I am running into a problem installing gbrowse 1.7 on a centos 6.6 running perl, v5.10.1.

After installation I tried to restart the apache2 server and it gives me alot of errors of kind from the standard installation files (did not touch them):

/etc/httpd/conf.d/gbrowse.conf/MobyServices/GbrowseServices.pm: </moby:$objtype>",> directive missing closing '>'

or
 /etc/httpd/conf.d/gbrowse.conf/MobyServices/text_xml_renderer.pm:61: <td> was not closed.


Most of these errors are easy to fix for me but it is a lot of hand-work to do.

The error types look to me as the used perl CGI interpreter on this centos 6.6 does very strict syntax checking and maybe gbrowse 1.7 was developed on a more relaxed perl version.

Here is an example of the types of errors ( </moby:$objtype>",> directive missing closing '>')

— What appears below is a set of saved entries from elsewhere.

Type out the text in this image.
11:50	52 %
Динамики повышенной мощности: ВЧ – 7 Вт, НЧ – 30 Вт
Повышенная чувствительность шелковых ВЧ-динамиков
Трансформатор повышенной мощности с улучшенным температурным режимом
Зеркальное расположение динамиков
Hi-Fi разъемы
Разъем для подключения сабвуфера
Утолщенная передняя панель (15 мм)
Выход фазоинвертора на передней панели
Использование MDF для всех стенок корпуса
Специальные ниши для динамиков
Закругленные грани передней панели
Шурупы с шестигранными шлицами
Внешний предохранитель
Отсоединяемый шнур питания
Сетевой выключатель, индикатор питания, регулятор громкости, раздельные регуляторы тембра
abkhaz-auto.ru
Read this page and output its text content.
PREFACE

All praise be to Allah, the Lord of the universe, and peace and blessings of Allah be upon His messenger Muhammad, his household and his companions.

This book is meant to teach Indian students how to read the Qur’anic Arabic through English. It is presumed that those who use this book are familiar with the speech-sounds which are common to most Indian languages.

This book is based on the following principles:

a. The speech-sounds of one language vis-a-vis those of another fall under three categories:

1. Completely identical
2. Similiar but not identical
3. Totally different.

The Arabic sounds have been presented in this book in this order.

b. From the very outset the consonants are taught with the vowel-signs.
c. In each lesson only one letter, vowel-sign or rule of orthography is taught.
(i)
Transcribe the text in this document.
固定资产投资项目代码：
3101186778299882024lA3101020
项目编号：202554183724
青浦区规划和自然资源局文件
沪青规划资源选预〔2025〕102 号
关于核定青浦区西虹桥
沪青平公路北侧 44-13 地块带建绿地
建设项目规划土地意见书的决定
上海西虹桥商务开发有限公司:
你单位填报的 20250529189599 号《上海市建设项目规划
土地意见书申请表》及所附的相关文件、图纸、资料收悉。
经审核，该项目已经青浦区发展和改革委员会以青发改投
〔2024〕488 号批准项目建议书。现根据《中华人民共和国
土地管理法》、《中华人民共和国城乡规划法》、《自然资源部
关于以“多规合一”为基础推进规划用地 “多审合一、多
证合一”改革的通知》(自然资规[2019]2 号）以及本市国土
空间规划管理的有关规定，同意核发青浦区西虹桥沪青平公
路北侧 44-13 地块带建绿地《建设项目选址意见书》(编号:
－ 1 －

$MOBY_RESPONSE .= simpleResponse("<moby:$objtype moby:namespace='$namespace' moby:id='$identifier'>
                                                 <moby:String namespace='' id=''>$seq</moby:String>
                                                 <moby:Integer namespace='' id=''>$length</moby:Integer>
                                                 </moby:$objtype>", "", $qID);

which I fixed easily to:
MOBY_RESPONSE .= simpleResponse("<moby:$objtype moby:namespace='$namespace' moby:id='$identifier'>"
                                                 ."<moby:String namespace='' id=''>$seq</moby:String>"
                                                 ."<moby:Integer namespace='' id=''>$length</moby:Integer>"
                                                 ."</moby:$objtype>", "", $qID);

My question now is if there is a way to relax the perl CGI interpreter in Centos or some kind of apache2 flag to relax config checking or do I have to manually change things?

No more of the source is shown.